The etiology of patients who miss appointments is an important area of study that is highly under-researched. A study published in BMC Health Services Research on the psychology of no-show patients delves into this topic in great detail. In an effort to understand no-shows, the research team conducted a retrospective, cross-sectional study, investigating variables such as patient demographics, time, healthcare provider, and type of operation in order to evaluate the most frequent reasons for cancellation among patients. The researchers concluded that throughout the study, “scheduling issues”, “patient reporting sickness on appointment date”, and “specialized clinical procedures” were the highest reported reasons for cancellation. This study has prompted future research into interventions for these high-frequency cancellation factors.
The cited factors for patient cancellation can be analyzed on both the patient side and the provider side. We have seen how the rising utilization of Anesthesia Information Management Systems (AIMS) combined with electronic health or medical records (EHR, EMR), has improved the ability of practices, hospitals, and surgical centers to deal with patient scheduling issues. However, cancellation factors involving a patient’s state of being or knowledge of their procedure are infrequently addressed. One possible solution to the more nuanced cancellation factors is enhanced communication between patients and providers, facilitated by modern technology mechanisms such as patient engagement tools. These tools commonly take the form of applications (apps), which are seamlessly integrated into digital devices. Patient engagement apps can communicate basic information to the patient, including specific instructions about the patient’s pre-surgical regimen, as well as text reminders with appointment dates, times, and locations. Furthermore, these swiftly advancing patient engagement apps can help minimize no-shows by creating a direct line of communication between patients and providers, or a provider’s administrative representative. If a patient doesn’t feel they have enough information about the procedure prior to their appointment, an app can help connect the patient to a knowledgeable representative or online source to access more information about the procedure. If the patient is dealing with an illness that is unrelated to their procedure, an app can include a messaging function that allows the patient to inform their provider ahead of the appointment. Many platforms are currently in development, improving anesthesia and surgical management as they become utilized. Furthermore, there is growing evidence to back the efficacy of these tools. A recent study concluded that a text-based tool intervention reduced patient no-shows in a particular health system by two-thirds, a notable and statistically significant finding.

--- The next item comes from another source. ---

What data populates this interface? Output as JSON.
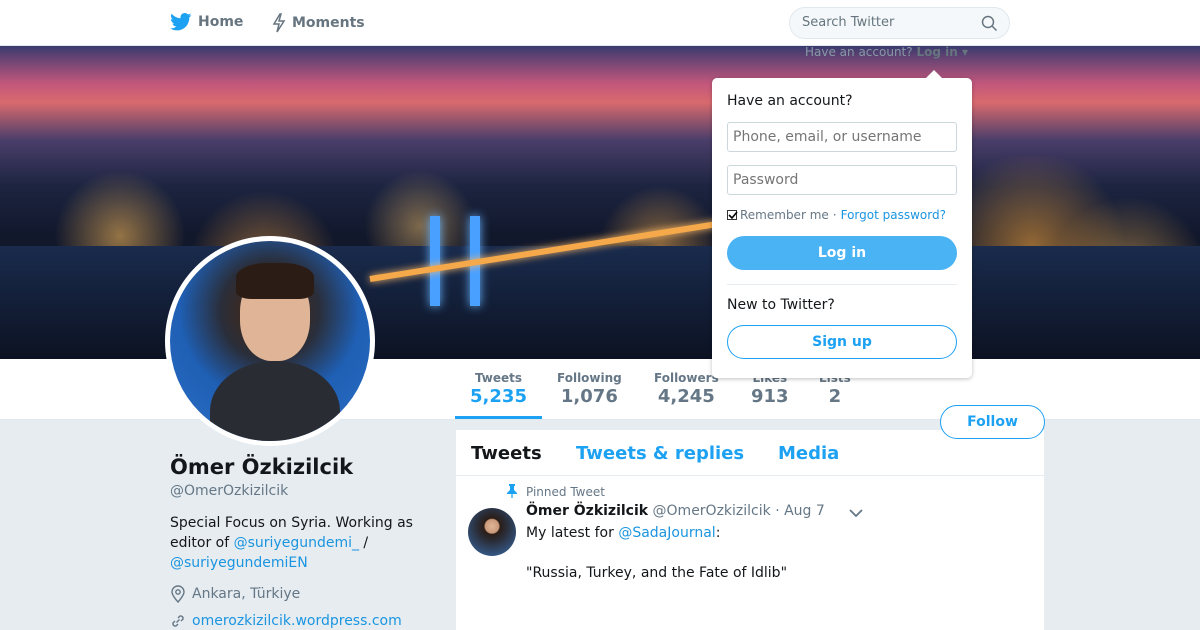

As platforms for reducing patient no-shows and improving communication systems continue to advance, anesthesia and surgical services management should take note of these interventions for use in their own systems. Patient engagement technologies are just one example of how the modernization of medical practices can influence interactions between providers and patients, and have a profound affect on a patient’s experience throughout their healthcare journey.
- Da’Ar, Omar B., and Talal Al-Mutairi. “How Do Patient Demographics, Time-Related Variables, Reasons for Cancellation, and Clinical Procedures Affect Frequency of Same-Day Operating Room Surgery Cancelation? A Maximum Likelihood Method.” BMC Health Services Research, vol. 18, no. 1, 2018, pp. 1–9., doi:10.1186/s12913-018-3247-y
- Roeder, Jacqueline A. “The Electronic Medical Record in the Surgical Setting.” AORN Journal, vol. 89, no. 4, 2009, pp. 677–686., doi:10.1016/j.aorn.2008.12.027.

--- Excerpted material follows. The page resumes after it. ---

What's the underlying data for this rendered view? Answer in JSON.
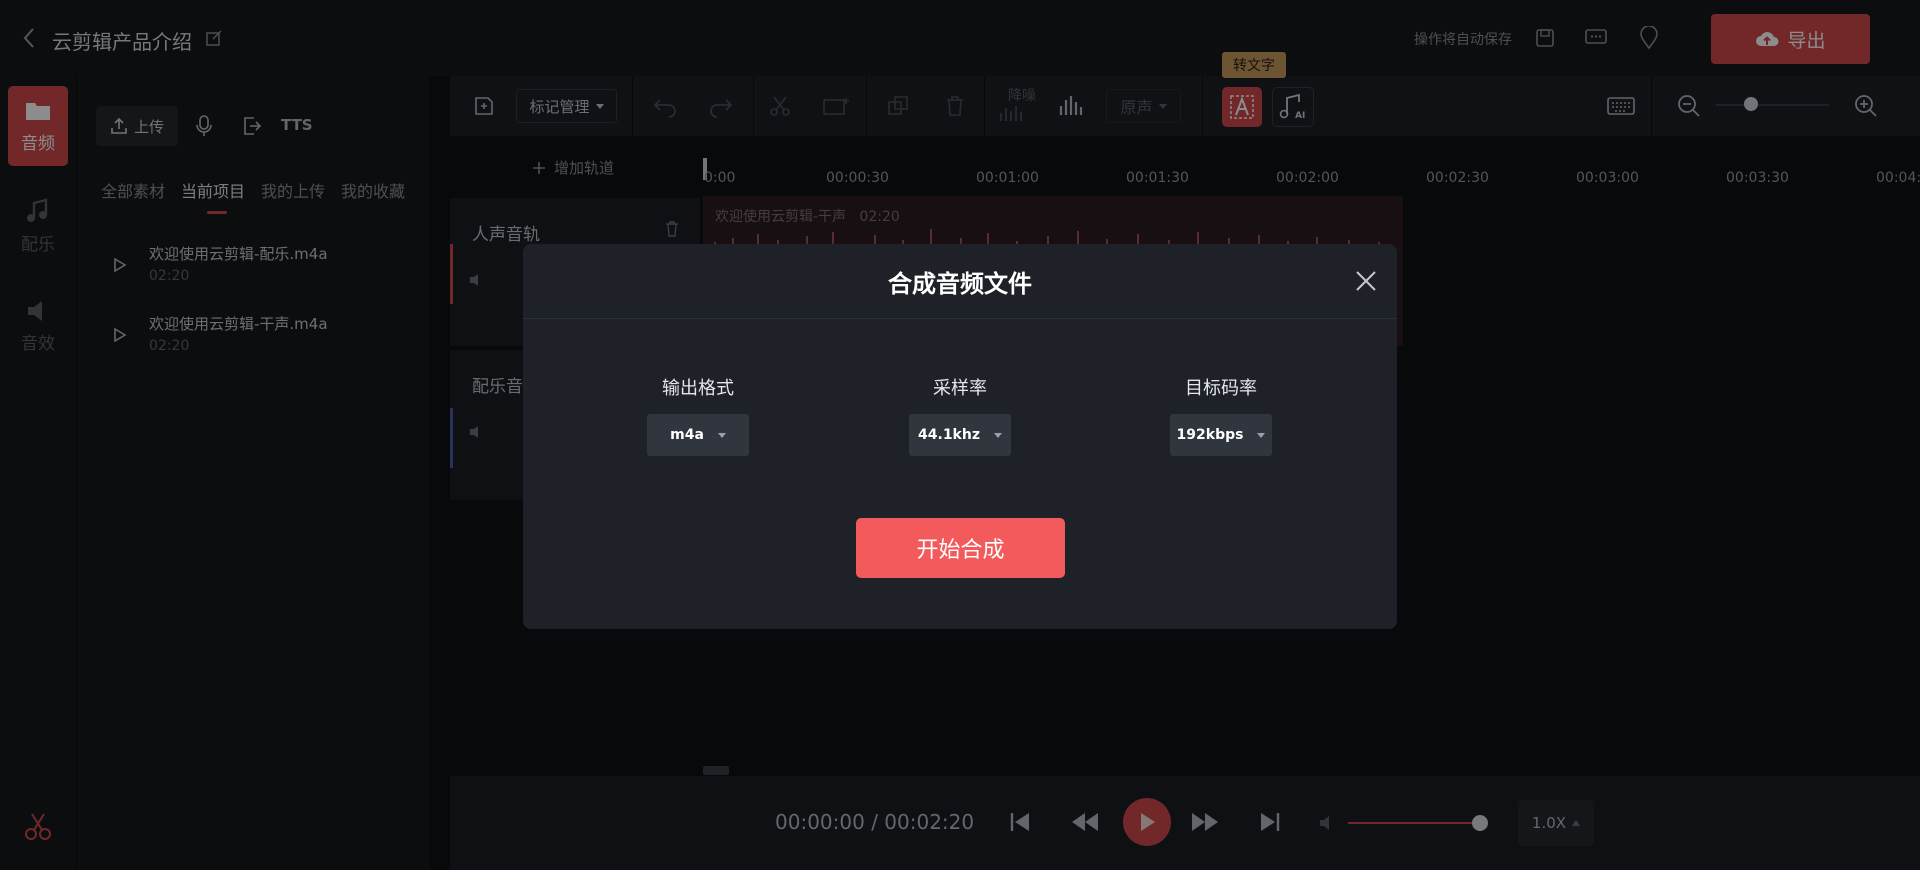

- Garvin, Lynn A and Steven R Simon. “Prioritizing Measures of Digital Patient Engagement: A Delphi Expert Panel Study” Journal of Medical Internet Research vol. 19,5 e182. 26 May. 2017., doi:10.2196/jmir.4778
- Siwicki, Bill. “Text-Based Tool Reduces Patient No-Shows by More than Two-Thirds.” Healthcare IT News, HIMSS, 2018, www.healthcareitnews.com/news/text-based-tool-reduces-patient-no-shows-more-two-thirds.